Sometimes, between hot takes and community controversies, it can be hard to remember why we fell in love with video games. Although games are an unmatched compelling and interactive medium, their artistic character can be buried under the weight attached to their entertainment value. The latest exhibition of the Victoria & Albert Museum aims to dig up these dusty remains and put them in front and in the middle – and remind you why you fell in love with video games in the first place.
V & A's video games: Design / Play / Disrupt Exhibition is the first major exhibition of its kind in the United Kingdom, which examines contemporary video games (from 2000) and how modern technologies such as the Internet have had an impact on their design and increasing good luck. designers to push boundaries and increase their cultural reach.
Design is the core of this exhibition, which is evident from the moment you enter. A quote from the 2014 Game Developer & # 39; s Conference by Frank Lantz greets you as you enter. "Making games combines everything that is difficult to build a bridge with everything that is difficult for composing an opera", says the quote. "Games are opera's made of bridges."
The exhibited items themselves focus on the different design elements that are used in making a video game, from the orchestral scores to the artwork and the CGI capture that is presented by immersive multimedia and interactive installations. Scribbled notepads and shreds, desk decorations and photographs of special animals or textures – this is how video games really are built and it is a deeply emotional experience.

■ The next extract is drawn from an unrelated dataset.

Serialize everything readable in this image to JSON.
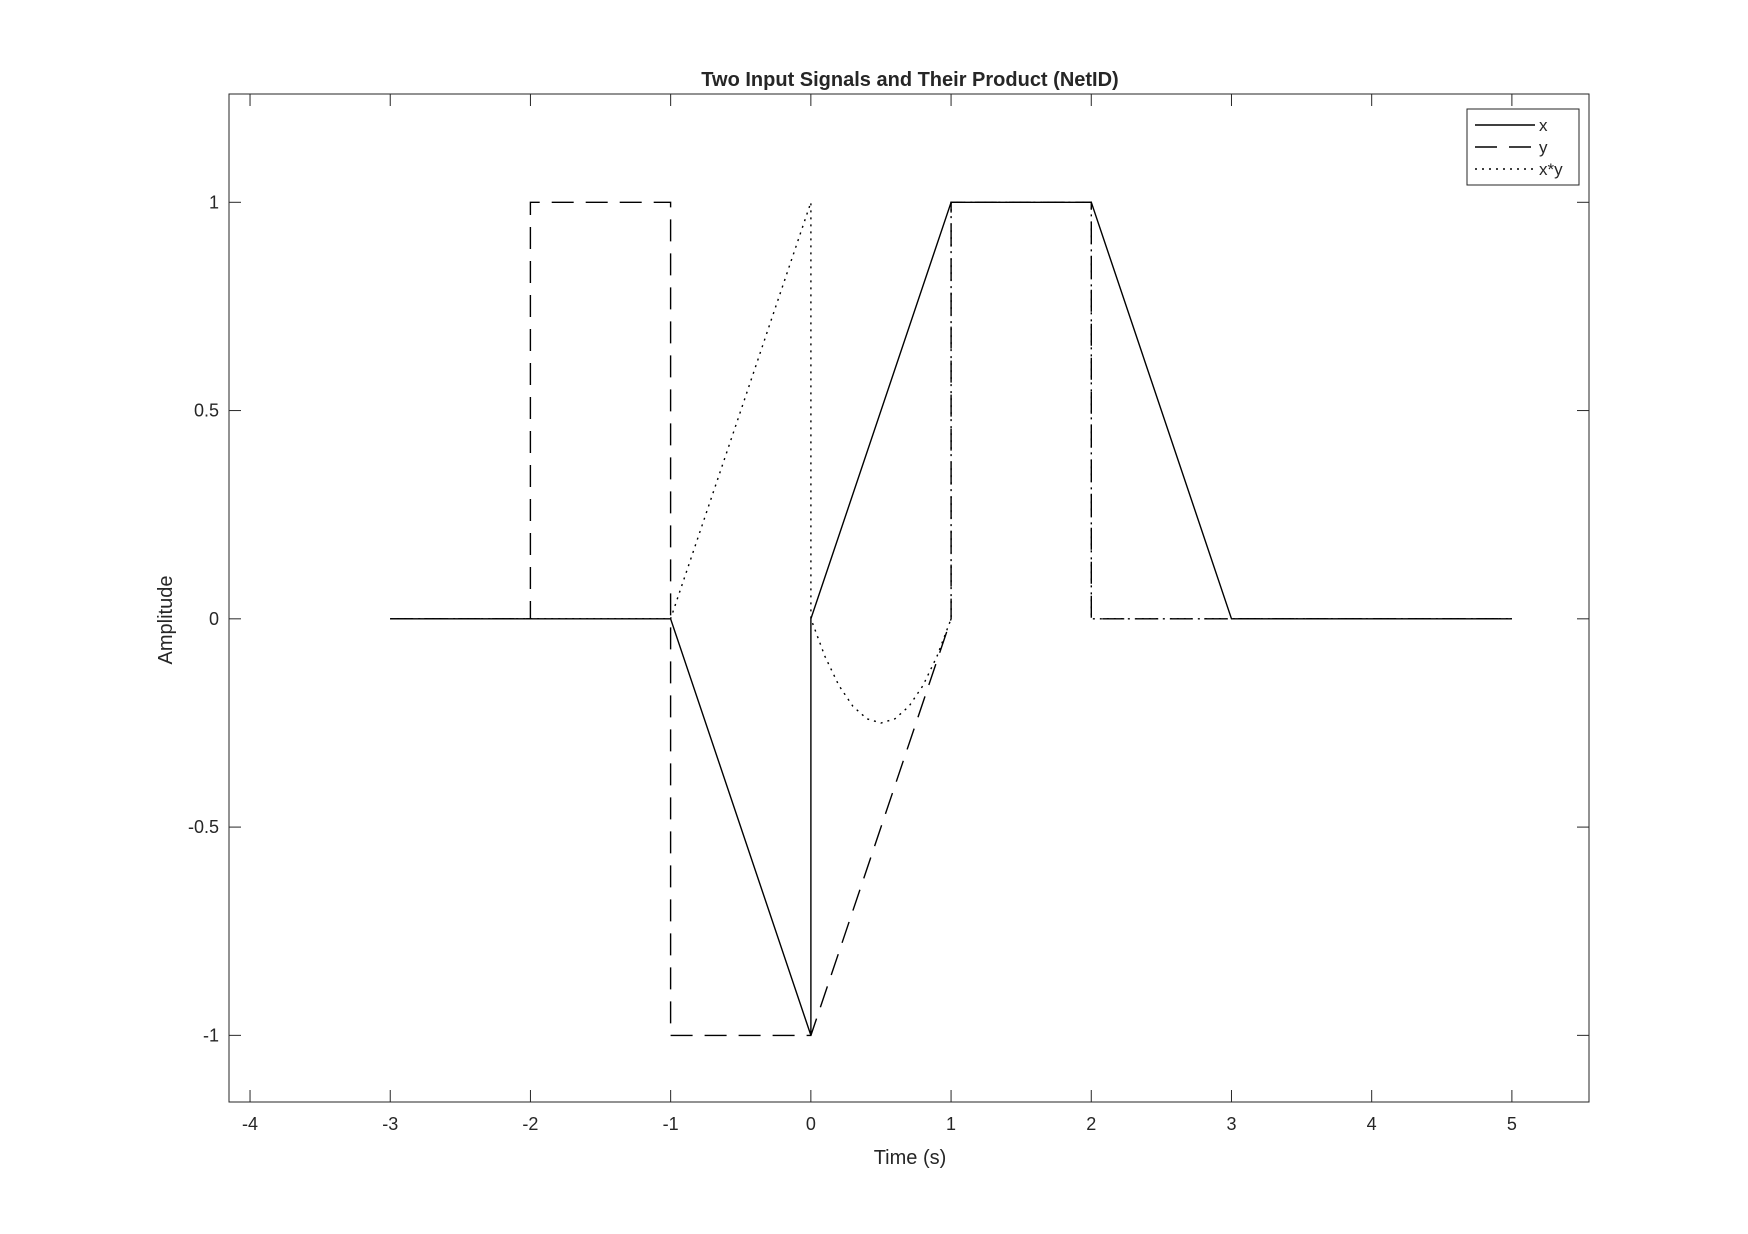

The exhibition itself is set out room by room, with each section focusing on a specific game or theme. The first section concentrates on the design inspirations, craftsmanship and creative practice of critically acclaimed titles such as The Last of Us, Splatoon, Journey, Bloodborne and Kentucky Route Zero.
It is a miracle to see the team behind indie-hit Journey gliding through the sand of a California dune with a scarf to investigate how the garb protagonist would move through the desert landscape, to create the evolving sketches of Nintendo's Splatoon characters. can be seen next to the desk knick-knacks from developer Jenny Jiao, who influenced the artistic style of her mobile title Consume Me. These are the people who push video game designs to new horizons.
The second part deals with the common controversies around games and the debates they cause. Why are games so white and aimed at men? Is violence with weapons and sex in games OK? Why is the medium so westernized? What is the role of games in society? It is the & # 39; taboo & # 39; room of the games.
Games such as Nina Freeman & # 39; s How Do You Do It ?, in which a young girl explores sexuality through puppets, and capitalist satire Phone Story is shown to visitors. Each controversial title has several journalistic arguments around it, while a screen displays video excerpts from respected individuals in the industry who speak about their personal experience. Videogames are entertainment, but they can have an important social impact – if that is what they choose to be.
The third part is meant to show the dedication of the gaming community – the oil that runs the engine. A large screen shows the dedicated work of Minecraft players who have rebuilt Game of Thrones & Westeros, professional players who record in stadiums of thousands and fans who express their love through art and cosplay. It is emotional to look at and reminds me why I went into the gaming industry in the first place: for the passion.
After you have led the most important of video games as a medium, you can find arcade games for the base in the latter part – do-it-yourself machines made of love, devotion and a creative spark. These are not the games you will see in your local store, these are the strange quirks that are outside the regular box.
Video games: Design / Play / Disrupt runs from 8 September 2018 to 25 February 2019 in Room 39 and the North Court of the V & A Museum in London. Presale tickets are £ 18, but V & A members have free access to the exhibition.